COLLUVIUM IN THE APPALACHIAN PLATEAU PHYSIOGRAPHIC PROVINCE OF PENNSYLVANIA, WEST VIRGINIA AND OHIO

The Appalachian Plateau Physiographic Province is the largest landslide risk area on the United States Landslide Hazard Map. This distinction is the result of bedrock geology and precipitation. Rocks are generally flat lying interbedded Paleozoic age claystone, shale and sandstone with a few limestone and coal seams. Weathering of rocks in valley walls plus downslope creep and sliding of the weathering products, particularly those derived from claystone and shale, produce colluvial masses of various thicknesses and lateral extents which exist in states of marginal equilibrium on many, if not most slopes.

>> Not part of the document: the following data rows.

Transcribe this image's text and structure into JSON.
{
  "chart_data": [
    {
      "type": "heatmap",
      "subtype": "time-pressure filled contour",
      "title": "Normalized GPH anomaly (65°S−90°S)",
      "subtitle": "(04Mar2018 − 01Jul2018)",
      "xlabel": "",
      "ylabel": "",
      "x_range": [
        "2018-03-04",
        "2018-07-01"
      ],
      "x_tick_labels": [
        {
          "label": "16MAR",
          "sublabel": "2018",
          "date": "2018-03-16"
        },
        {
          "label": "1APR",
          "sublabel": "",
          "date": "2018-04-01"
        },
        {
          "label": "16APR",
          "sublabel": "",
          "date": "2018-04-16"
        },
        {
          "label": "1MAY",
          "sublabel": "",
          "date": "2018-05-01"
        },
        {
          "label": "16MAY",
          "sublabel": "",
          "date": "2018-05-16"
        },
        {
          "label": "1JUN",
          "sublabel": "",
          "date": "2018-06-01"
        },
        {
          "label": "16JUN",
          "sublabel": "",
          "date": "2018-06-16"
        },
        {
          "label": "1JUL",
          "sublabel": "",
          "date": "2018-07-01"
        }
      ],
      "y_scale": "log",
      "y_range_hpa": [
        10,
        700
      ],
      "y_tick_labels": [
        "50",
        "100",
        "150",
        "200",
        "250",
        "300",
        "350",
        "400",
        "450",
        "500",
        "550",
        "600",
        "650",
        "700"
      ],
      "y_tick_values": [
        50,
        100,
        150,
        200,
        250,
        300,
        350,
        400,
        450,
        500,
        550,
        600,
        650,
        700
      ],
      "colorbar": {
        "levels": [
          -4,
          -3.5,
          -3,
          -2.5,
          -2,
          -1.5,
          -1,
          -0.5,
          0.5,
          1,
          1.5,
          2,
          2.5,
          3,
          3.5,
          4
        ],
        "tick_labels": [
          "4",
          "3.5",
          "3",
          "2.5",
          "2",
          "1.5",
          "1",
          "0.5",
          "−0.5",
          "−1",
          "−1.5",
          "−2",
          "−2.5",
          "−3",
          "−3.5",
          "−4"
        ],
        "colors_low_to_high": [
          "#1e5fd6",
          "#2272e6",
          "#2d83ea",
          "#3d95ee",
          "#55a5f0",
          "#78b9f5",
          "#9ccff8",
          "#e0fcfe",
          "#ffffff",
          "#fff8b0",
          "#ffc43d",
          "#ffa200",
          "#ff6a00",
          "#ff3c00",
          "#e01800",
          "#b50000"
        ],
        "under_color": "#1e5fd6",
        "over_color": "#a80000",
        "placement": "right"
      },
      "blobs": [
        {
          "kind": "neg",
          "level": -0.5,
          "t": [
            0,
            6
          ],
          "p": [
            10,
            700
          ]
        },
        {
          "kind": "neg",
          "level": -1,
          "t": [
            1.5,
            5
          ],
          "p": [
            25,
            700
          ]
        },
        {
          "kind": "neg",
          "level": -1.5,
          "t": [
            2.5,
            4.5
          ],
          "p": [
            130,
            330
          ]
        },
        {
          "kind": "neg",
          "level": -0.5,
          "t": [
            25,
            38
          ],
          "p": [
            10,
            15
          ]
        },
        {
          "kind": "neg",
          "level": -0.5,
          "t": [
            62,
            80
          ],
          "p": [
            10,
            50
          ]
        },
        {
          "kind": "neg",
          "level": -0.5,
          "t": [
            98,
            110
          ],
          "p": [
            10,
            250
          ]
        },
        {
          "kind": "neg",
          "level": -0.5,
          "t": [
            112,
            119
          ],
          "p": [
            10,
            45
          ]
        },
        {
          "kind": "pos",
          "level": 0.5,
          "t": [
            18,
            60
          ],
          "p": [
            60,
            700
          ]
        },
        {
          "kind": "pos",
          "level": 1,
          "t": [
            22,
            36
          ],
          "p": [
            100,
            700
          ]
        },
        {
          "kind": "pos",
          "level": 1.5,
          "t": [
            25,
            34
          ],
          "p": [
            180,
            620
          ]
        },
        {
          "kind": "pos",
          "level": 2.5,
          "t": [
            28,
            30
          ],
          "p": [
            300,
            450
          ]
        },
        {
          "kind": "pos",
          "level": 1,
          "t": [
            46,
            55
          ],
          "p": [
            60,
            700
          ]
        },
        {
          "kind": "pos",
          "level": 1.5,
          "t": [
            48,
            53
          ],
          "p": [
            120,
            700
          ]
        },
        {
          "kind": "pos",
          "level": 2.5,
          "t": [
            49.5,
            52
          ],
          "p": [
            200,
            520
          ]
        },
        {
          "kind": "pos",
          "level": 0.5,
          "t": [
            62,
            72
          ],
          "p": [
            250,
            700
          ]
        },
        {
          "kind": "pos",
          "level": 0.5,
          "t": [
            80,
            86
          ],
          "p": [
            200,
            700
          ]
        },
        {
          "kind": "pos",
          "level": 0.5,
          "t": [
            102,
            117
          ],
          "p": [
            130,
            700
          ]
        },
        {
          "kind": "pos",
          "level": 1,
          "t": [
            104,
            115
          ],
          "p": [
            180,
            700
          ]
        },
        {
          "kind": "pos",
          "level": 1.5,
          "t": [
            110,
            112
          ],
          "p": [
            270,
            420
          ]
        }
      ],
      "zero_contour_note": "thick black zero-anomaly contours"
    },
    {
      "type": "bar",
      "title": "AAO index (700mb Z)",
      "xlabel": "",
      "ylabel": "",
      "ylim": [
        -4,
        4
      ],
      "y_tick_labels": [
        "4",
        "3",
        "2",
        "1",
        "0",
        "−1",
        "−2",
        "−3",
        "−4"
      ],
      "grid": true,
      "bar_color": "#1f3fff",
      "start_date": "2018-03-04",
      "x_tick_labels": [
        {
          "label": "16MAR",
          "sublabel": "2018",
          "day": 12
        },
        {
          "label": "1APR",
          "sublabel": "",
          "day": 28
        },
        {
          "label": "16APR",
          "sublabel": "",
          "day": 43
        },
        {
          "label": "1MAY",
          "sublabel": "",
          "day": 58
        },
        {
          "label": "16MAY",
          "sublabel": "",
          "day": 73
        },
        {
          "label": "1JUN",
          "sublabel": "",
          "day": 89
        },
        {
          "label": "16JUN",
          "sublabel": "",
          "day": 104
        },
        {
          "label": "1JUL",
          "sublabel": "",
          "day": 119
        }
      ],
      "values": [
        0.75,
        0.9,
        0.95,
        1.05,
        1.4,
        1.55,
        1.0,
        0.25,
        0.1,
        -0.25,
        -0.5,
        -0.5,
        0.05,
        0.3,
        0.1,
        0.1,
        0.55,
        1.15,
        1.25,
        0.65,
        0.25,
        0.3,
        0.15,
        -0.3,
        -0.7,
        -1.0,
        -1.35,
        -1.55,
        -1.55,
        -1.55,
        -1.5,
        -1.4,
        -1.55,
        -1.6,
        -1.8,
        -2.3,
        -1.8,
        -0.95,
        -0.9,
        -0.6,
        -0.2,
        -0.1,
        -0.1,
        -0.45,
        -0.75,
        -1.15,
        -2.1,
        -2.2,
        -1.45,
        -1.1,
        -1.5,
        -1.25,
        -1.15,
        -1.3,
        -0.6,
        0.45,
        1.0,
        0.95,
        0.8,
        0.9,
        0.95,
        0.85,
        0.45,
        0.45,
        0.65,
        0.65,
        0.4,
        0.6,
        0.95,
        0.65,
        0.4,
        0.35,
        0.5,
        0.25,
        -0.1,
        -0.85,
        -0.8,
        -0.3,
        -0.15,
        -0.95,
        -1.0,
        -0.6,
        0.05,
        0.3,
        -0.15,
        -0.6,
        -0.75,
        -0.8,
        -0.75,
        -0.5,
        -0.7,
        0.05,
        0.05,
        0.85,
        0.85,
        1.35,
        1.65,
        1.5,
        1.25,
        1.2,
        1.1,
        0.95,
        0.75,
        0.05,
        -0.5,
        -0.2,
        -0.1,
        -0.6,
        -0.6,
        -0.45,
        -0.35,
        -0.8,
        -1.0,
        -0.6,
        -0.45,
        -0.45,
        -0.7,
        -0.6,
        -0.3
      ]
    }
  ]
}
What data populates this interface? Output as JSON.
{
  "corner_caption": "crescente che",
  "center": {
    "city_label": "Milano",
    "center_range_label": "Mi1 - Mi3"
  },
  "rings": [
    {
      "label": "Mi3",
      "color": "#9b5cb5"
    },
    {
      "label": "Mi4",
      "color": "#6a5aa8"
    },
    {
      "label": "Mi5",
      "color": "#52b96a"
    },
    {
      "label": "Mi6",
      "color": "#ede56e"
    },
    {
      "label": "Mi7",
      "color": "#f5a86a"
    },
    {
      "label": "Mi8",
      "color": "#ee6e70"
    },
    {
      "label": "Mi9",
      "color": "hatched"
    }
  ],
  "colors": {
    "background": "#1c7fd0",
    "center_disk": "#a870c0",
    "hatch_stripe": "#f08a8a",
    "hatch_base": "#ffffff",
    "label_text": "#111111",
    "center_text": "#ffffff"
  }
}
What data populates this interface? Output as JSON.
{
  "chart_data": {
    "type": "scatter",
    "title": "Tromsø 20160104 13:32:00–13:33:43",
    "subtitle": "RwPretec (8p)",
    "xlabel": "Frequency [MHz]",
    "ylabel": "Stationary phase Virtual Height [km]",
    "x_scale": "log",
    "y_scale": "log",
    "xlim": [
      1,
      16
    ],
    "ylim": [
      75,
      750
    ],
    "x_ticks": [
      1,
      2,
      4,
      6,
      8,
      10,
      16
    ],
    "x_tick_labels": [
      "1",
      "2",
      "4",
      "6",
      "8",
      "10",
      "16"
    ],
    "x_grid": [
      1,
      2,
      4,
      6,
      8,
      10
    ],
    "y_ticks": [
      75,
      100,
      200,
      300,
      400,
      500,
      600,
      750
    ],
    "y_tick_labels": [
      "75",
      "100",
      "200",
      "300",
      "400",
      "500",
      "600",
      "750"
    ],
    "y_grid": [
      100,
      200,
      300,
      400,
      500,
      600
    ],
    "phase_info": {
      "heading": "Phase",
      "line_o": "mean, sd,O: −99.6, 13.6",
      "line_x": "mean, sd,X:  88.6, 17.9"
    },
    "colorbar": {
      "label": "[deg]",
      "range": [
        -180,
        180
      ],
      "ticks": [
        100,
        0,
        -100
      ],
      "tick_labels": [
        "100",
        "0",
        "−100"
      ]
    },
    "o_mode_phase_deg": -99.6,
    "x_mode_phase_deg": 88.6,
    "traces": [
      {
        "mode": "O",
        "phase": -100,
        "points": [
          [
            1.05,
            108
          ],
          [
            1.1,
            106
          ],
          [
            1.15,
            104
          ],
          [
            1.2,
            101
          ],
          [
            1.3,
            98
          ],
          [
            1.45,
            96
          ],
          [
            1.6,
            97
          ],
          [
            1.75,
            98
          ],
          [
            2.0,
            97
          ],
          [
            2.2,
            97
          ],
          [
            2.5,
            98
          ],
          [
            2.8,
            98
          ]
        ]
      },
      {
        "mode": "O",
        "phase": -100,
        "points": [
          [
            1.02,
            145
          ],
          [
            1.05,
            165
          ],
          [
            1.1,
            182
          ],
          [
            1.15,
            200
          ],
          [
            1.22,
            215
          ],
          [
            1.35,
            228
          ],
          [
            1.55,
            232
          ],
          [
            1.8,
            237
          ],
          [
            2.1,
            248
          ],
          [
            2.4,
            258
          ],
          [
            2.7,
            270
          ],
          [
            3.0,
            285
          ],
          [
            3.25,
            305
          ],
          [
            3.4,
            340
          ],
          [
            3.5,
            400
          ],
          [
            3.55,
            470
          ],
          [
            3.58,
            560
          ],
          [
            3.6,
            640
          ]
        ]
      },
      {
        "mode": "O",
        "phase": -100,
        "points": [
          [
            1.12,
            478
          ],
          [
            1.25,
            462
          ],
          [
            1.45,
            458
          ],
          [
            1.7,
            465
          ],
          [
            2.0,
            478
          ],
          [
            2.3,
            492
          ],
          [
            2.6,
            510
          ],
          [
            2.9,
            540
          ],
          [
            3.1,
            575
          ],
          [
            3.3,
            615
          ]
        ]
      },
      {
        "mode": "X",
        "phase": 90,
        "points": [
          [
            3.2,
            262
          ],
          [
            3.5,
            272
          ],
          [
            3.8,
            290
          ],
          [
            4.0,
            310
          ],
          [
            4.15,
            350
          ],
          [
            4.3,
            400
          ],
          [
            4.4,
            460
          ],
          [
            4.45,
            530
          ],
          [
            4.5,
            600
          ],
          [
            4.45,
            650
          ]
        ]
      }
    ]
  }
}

Most of the present slope stability problems in the region involve slump type slides, or slow earthflows of colluvial soil. The precarious equilibrium of these masses is frequently upset by man’s activities, e.g., removal of toe support, loading the slope, or changing surface and subsurface drainage. Abnormally high precipitation also initiates movement of colluvial masses.

The colluvial soil tends to be stiff to hard, with no discernible layering or structure. However, creep and sliding processes create a series of shear surfaces within the soil mass and at the soil-rock interface. Due to slope creep the colluvium exhibits residual strength characterized by negligible cohesion intercepts and friction angles of 8° - 20°. Measured residual friction angles for most claystone derived colluvium are on the order of 11° - 16°.

Geotechnical engineers have understood the formation of colluvium and its resulting low shear strength since the late 1960’s. These specialists have generously shared their knowledge through technical papers, workshops and field trips. Yet numerous slides occur because some geologists and geotechnical engineers do not recognize the unique properties of colluvium.